Feb. 12 (UPI) -- About one in seven women experience depression during pregnancy or after childbirth, a new study says. And health officials think it's important to control the condition before it spirals out of control.
That's why new recommendations from the U.S. Preventive Services Task Force are calling on doctors to look for signs of perinatal depression during pregnancy and in mothers who just gave birth.
"Few primary care clinicians have used any screening tool as part of their usual clinical care or feel equipped to screen and assess for depression, let alone screen for patients who may benefit from prevention strategies," researchers wrote in an editorial published alongside the study. "Within primary care, there can be a lack of knowledge regarding where to refer women for appropriate counseling services, and there is often not a clear path to these resources. Prevention of disease and optimal quality of life for patients is the ultimate goal of all health care and should be a north star guiding research and practice on perinatal depression."

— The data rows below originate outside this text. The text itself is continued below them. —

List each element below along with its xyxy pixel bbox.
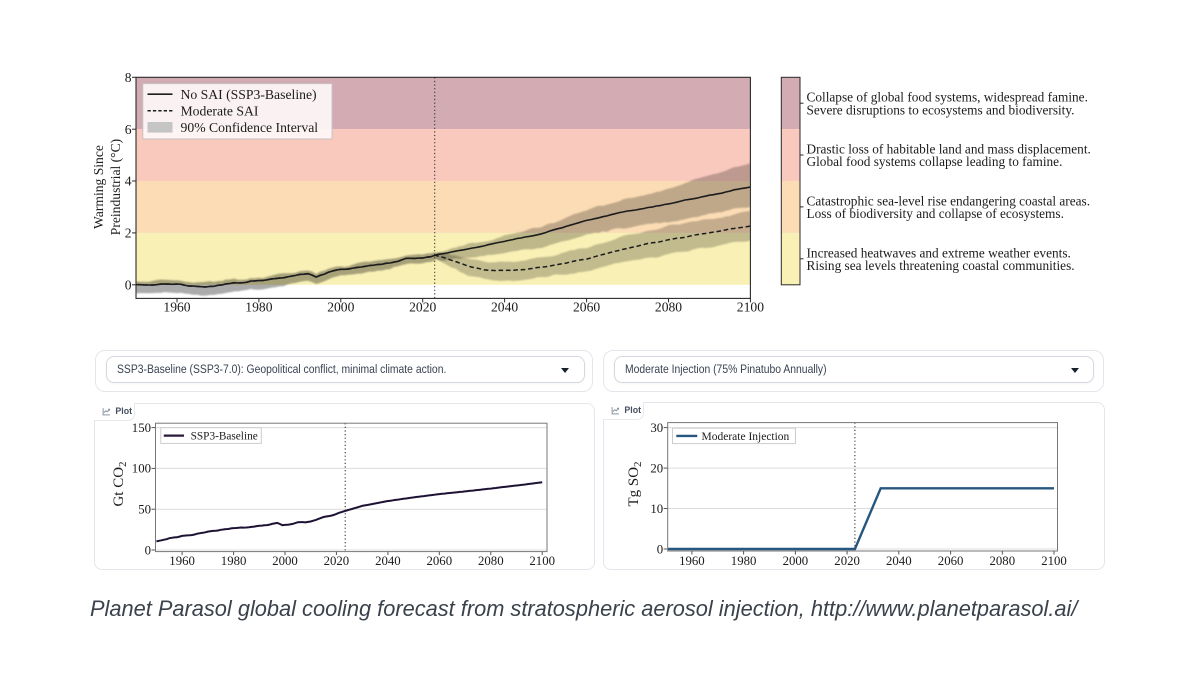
svg-text:Global food systems collapse l: Global food systems collapse leading to … xyxy=(807,154,1063,169)
svg-text:2000: 2000 xyxy=(272,554,298,568)
svg-text:1980: 1980 xyxy=(731,554,757,568)
svg-text:2080: 2080 xyxy=(655,300,682,315)
svg-text:Tg SO2: Tg SO2 xyxy=(626,461,644,506)
svg-text:Rising sea levels threatening: Rising sea levels threatening coastal co… xyxy=(807,258,1075,273)
svg-text:8: 8 xyxy=(125,70,132,85)
svg-text:0: 0 xyxy=(145,543,151,557)
svg-text:2040: 2040 xyxy=(375,554,401,568)
svg-text:2060: 2060 xyxy=(427,554,453,568)
svg-text:2080: 2080 xyxy=(478,554,504,568)
svg-text:Gt CO2: Gt CO2 xyxy=(111,461,129,506)
svg-text:1980: 1980 xyxy=(245,300,272,315)
svg-text:2060: 2060 xyxy=(938,554,964,568)
svg-text:2020: 2020 xyxy=(834,554,860,568)
svg-text:50: 50 xyxy=(138,503,151,517)
svg-text:20: 20 xyxy=(650,461,663,475)
svg-text:1960: 1960 xyxy=(679,554,705,568)
svg-text:90% Confidence Interval: 90% Confidence Interval xyxy=(181,120,319,135)
svg-text:Moderate SAI: Moderate SAI xyxy=(181,103,259,118)
svg-text:2040: 2040 xyxy=(491,300,518,315)
svg-text:2020: 2020 xyxy=(409,300,436,315)
svg-text:100: 100 xyxy=(132,462,151,476)
svg-text:No SAI (SSP3-Baseline): No SAI (SSP3-Baseline) xyxy=(181,87,317,103)
svg-text:Catastrophic sea-level rise en: Catastrophic sea-level rise endangering … xyxy=(807,193,1091,208)
svg-text:2000: 2000 xyxy=(327,300,354,315)
svg-text:2080: 2080 xyxy=(990,554,1016,568)
svg-text:2060: 2060 xyxy=(573,300,600,315)
svg-text:150: 150 xyxy=(132,421,151,435)
svg-text:2020: 2020 xyxy=(324,554,350,568)
svg-text:Increased heatwaves and extrem: Increased heatwaves and extreme weather … xyxy=(807,245,1071,260)
svg-text:30: 30 xyxy=(650,421,663,435)
svg-text:1960: 1960 xyxy=(169,554,195,568)
svg-text:Drastic loss of habitable land: Drastic loss of habitable land and mass … xyxy=(807,142,1091,157)
svg-text:2100: 2100 xyxy=(737,300,764,315)
svg-text:2100: 2100 xyxy=(529,554,555,568)
svg-text:SSP3-Baseline: SSP3-Baseline xyxy=(191,431,258,443)
svg-text:10: 10 xyxy=(650,502,663,516)
svg-text:2100: 2100 xyxy=(1041,554,1067,568)
svg-text:Moderate Injection: Moderate Injection xyxy=(702,431,790,443)
svg-text:6: 6 xyxy=(125,122,132,137)
svg-text:2040: 2040 xyxy=(886,554,912,568)
svg-text:4: 4 xyxy=(125,174,132,189)
svg-text:1980: 1980 xyxy=(221,554,247,568)
svg-text:2000: 2000 xyxy=(783,554,809,568)
svg-text:Loss of biodiversity and colla: Loss of biodiversity and collapse of eco… xyxy=(807,206,1064,221)
svg-text:Preindustrial (°C): Preindustrial (°C) xyxy=(108,139,124,235)
svg-text:2: 2 xyxy=(125,226,132,241)
svg-text:Severe disruptions to ecosyste: Severe disruptions to ecosystems and bio… xyxy=(807,102,1075,117)
svg-text:0: 0 xyxy=(125,277,132,292)
svg-text:Collapse of global food system: Collapse of global food systems, widespr… xyxy=(807,90,1088,105)
svg-text:0: 0 xyxy=(657,542,663,556)
svg-text:Warming Since: Warming Since xyxy=(91,145,106,229)
svg-text:1960: 1960 xyxy=(163,300,190,315)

Depression in new mothers brings on feelings of strong sadness, anxiety, worthlessness, lack of energy and inability to bond with their newborn, according to the study.
Physicians are already tasked with screening new mothers for depression. There are, however, two forms of counseling for women who feel these postpartum mood swings.

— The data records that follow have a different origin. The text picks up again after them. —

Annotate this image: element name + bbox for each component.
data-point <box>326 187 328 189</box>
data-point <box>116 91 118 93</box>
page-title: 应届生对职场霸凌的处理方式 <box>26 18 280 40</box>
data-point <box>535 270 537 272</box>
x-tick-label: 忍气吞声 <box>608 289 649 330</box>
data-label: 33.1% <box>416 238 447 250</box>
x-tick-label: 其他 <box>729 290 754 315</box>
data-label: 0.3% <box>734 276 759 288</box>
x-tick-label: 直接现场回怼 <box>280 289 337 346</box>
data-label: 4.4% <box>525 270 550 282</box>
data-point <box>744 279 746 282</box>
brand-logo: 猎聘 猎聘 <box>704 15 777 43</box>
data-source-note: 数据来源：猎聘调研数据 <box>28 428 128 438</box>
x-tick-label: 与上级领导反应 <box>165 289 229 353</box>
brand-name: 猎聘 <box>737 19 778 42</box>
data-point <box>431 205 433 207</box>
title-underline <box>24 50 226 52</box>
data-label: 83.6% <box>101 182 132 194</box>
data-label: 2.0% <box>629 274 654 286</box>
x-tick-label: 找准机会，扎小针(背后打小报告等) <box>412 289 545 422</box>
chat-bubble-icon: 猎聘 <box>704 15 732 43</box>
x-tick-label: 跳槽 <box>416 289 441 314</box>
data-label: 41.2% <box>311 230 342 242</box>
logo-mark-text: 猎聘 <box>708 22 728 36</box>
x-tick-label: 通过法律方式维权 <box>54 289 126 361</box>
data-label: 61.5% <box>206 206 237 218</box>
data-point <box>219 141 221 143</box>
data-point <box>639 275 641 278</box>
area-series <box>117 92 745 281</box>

One of those treatments is cognitive behavioral therapy, which teaches people to manage negative thoughts. The other is interpersonal therapy, which helps to improve relationship problems that contribute to depression. The counseling can be done one-on-one or in group settings.
"Beyond the many barriers to implementation, it is important to note that successful referral of all presenting with the increased risk of perinatal depression would put enormous pressure on existing mental health resources that already have a shortage of health care professionals," the editorial said.
Risk factors include new mothers from low-income households, teen mothers, those who've been physically or sexually abused or had previous bouts of depression, or who have a family history of the illness.